3. Cauliflower Falafels, tangerine, yogurt pretzel, and tzatziki.
These cauliflower falafels were so yummy that my initial plan to batch freeze them didn’t happen. We ate most of them on the first day. The recipe is from Emily over at Guest Chef. (Disclaimer- I messed up slightly and mixed the panko mixture into the rest, instead of coating. Well, I loved it that way and the texture was perfect. 😅)
4. Vegan pasta, kale chips, and blueberries
This is another very successful item since it has pasta and nutritional yeast in it. Honestly, I’m not a big fan of creamy vegan pasta made with nuts and nutritional yeast. It’s too nutty. But this lightly seasoned version is tasty and not overwhelming at all. Kale chips are from Rhythm Superfoods.
Pasta seasoning (for 2 adults and a toddler):
Olive oil to taste
1/4 C hemp hearts
3 tbsp nutritional yeast
1 tsp garlic powder
1/2 tsp salt (more to taste)
1/4 tsp pepper
(optional) sauteed chopped broccoli
👉🏻 Simply toss the above with cooked whole wheat pasta
5. Light pasta salad with snow peas, black beans, and corn + Raspberries
This is a cold pasta salad, very light and refreshing. Are you wondering if Munchkin ate the snow peas? No, she didn’t. It’s what I call an “exposure food.” Basically, I’m giving her a chance to eat it. She ate the pasta, raspberries and some beans so I’m ok with that.
(enough for 3 servings)
1/2 cup extra-virgin olive oil
juice of 2 lemons
1 tbsp dijon mustard
2 tbsp honey
1/2 tsp salt
1/2 tsp garlic powder
black pepper to taste
👉🏻 place all ingredients in a container and shake vigorously to combine.
6. Heart-shaped pop tarts + Berries
This was a special lunchbox for Valentine’s day. I made homemade pop-tarts from scratch using a recipe by Camila over at Pies and Tacos. They are so flaky and delicious, and you can make ahead and freeze right before baking. I found Earth Balance butter to be a good substitute for real butter if you are dairy-intolerant like me.
7. Shakshuka, wholewheat bread, and berries
This was a weekend lunchbox, so I got to see Munchkin having fun dipping into the egg yolk and tomato-based sauce. Here’s a good Shakshuka recipe by NYT Cooking.
8. Chicken, cream cheese sandwich, avocado, blackberries, and carrots.
This was a super quick lunch that came back empty! We had take-out Korean fried chicken the night before and had some leftovers, which went into this bento box. All I did was make a quick cream cheese sandwich, and fill with raw ingredients. The tasty and nutritious meal came together in a flash.

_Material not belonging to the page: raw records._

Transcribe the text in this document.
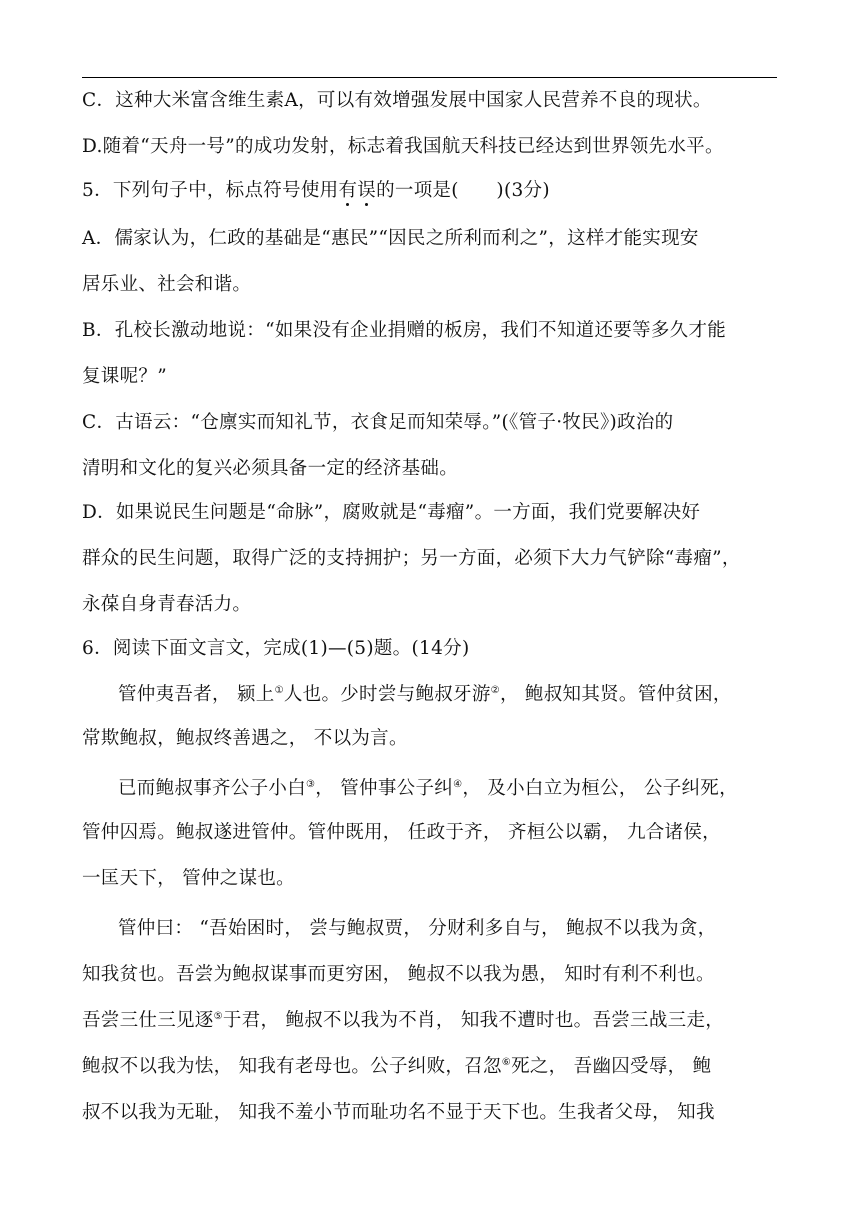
C．这种大米富含维生素A，可以有效增强发展中国家人民营养不良的现状。
D.随着“天舟一号”的成功发射，标志着我国航天科技已经达到世界领先水平。
5．下列句子中，标点符号使用有误的一项是(　　)(3分)
A．儒家认为，仁政的基础是“惠民”“因民之所利而利之”，这样才能实现安
居乐业、社会和谐。
B．孔校长激动地说：“如果没有企业捐赠的板房，我们不知道还要等多久才能
复课呢？”
C．古语云：“仓廪实而知礼节，衣食足而知荣辱。”(《管子·牧民》)政治的
清明和文化的复兴必须具备一定的经济基础。
D．如果说民生问题是“命脉”，腐败就是“毒瘤”。一方面，我们党要解决好
群众的民生问题，取得广泛的支持拥护；另一方面，必须下大力气铲除“毒瘤”，
永葆自身青春活力。
6．阅读下面文言文，完成(1)—(5)题。(14分)
管仲夷吾者， 颍上①人也。少时尝与鲍叔牙游②， 鲍叔知其贤。管仲贫困，
常欺鲍叔，鲍叔终善遇之， 不以为言。
已而鲍叔事齐公子小白③， 管仲事公子纠④， 及小白立为桓公， 公子纠死，
管仲囚焉。鲍叔遂进管仲。管仲既用， 任政于齐， 齐桓公以霸， 九合诸侯，
一匡天下， 管仲之谋也。
管仲曰： “吾始困时， 尝与鲍叔贾， 分财利多自与， 鲍叔不以我为贪，
知我贫也。吾尝为鲍叔谋事而更穷困， 鲍叔不以我为愚， 知时有利不利也。
吾尝三仕三见逐⑤于君， 鲍叔不以我为不肖， 知我不遭时也。吾尝三战三走，
鲍叔不以我为怯， 知我有老母也。公子纠败，召忽⑥死之， 吾幽囚受辱， 鲍
叔不以我为无耻， 知我不羞小节而耻功名不显于天下也。生我者父母， 知我
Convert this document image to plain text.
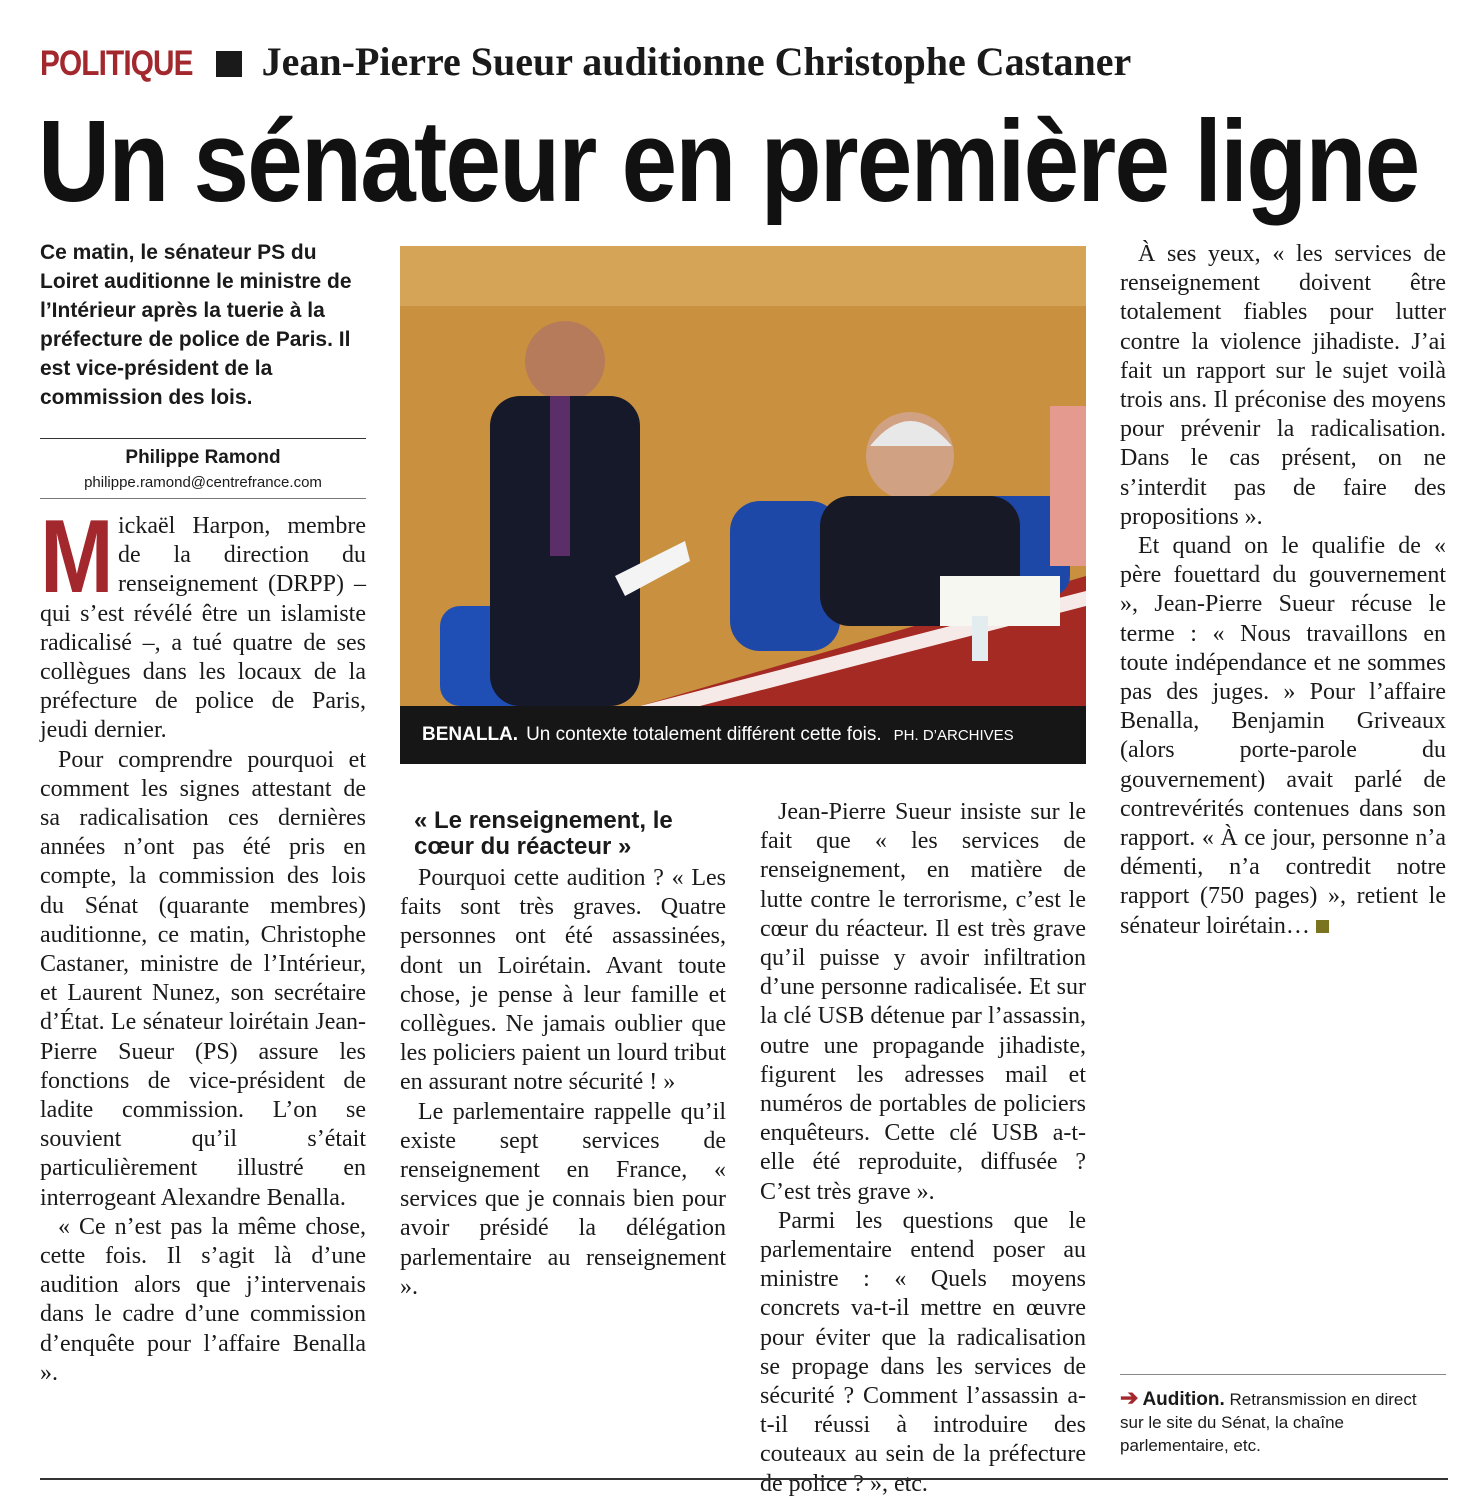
POLITIQUE Jean-Pierre Sueur auditionne Christophe Castaner
Un sénateur en première ligne
Ce matin, le sénateur PS du Loiret auditionne le ministre de l’Intérieur après la tuerie à la préfecture de police de Paris. Il est vice-président de la commission des lois.
Philippe Ramond
philippe.ramond@centrefrance.com

Mickaël Harpon, membre de la direction du renseignement (DRPP) – qui s’est révélé être un islamiste radicalisé –, a tué quatre de ses collègues dans les locaux de la préfecture de police de Paris, jeudi dernier.

Pour comprendre pourquoi et comment les signes attestant de sa radicalisation ces dernières années n’ont pas été pris en compte, la commission des lois du Sénat (quarante membres) auditionne, ce matin, Christophe Castaner, ministre de l’Intérieur, et Laurent Nunez, son secrétaire d’État. Le sénateur loirétain Jean-Pierre Sueur (PS) assure les fonctions de vice-président de ladite commission. L’on se souvient qu’il s’était particulièrement illustré en interrogeant Alexandre Benalla.

« Ce n’est pas la même chose, cette fois. Il s’agit là d’une audition alors que j’intervenais dans le cadre d’une commission d’enquête pour l’affaire Benalla ».

BENALLA. Un contexte totalement différent cette fois. PH. D’ARCHIVES
« Le renseignement, le cœur du réacteur »

Pourquoi cette audition ? « Les faits sont très graves. Quatre personnes ont été assassinées, dont un Loirétain. Avant toute chose, je pense à leur famille et collègues. Ne jamais oublier que les policiers paient un lourd tribut en assurant notre sécurité ! »

Le parlementaire rappelle qu’il existe sept services de renseignement en France, « services que je connais bien pour avoir présidé la délégation parlementaire au renseignement ».

Jean-Pierre Sueur insiste sur le fait que « les services de renseignement, en matière de lutte contre le terrorisme, c’est le cœur du réacteur. Il est très grave qu’il puisse y avoir infiltration d’une personne radicalisée. Et sur la clé USB détenue par l’assassin, outre une propagande jihadiste, figurent les adresses mail et numéros de portables de policiers enquêteurs. Cette clé USB a-t-elle été reproduite, diffusée ? C’est très grave ».

Parmi les questions que le parlementaire entend poser au ministre : « Quels moyens concrets va-t-il mettre en œuvre pour éviter que la radicalisation se propage dans les services de sécurité ? Comment l’assassin a-t-il réussi à introduire des couteaux au sein de la préfecture de police ? », etc.

À ses yeux, « les services de renseignement doivent être totalement fiables pour lutter contre la violence jihadiste. J’ai fait un rapport sur le sujet voilà trois ans. Il préconise des moyens pour prévenir la radicalisation. Dans le cas présent, on ne s’interdit pas de faire des propositions ».

Et quand on le qualifie de « père fouettard du gouvernement », Jean-Pierre Sueur récuse le terme : « Nous travaillons en toute indépendance et ne sommes pas des juges. » Pour l’affaire Benalla, Benjamin Griveaux (alors porte-parole du gouvernement) avait parlé de contrevérités contenues dans son rapport. « À ce jour, personne n’a démenti, n’a contredit notre rapport (750 pages) », retient le sénateur loirétain…

➔ Audition. Retransmission en direct sur le site du Sénat, la chaîne parlementaire, etc.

9. Stuffed bell pepper, kale chips, and berries
Munchkin helped me prepare this (weekend) lunchbox. To be accurate, she was supposed to help stuff the peppers but instead ate the stuffing until she fell into a food coma. In the peppers: pancetta, chopped bell peppers, garlic, black beans, cooked farro, canned tomatoes, and cheese (for munchkin). I cooked the raw ingredients in a pan first (before going in the oven), so it was ok just to eat the stuffing before baking. To make the pepper fit nicely into the Omiebox, cut the pepper in half. Kale chips are from Rythm Superfood.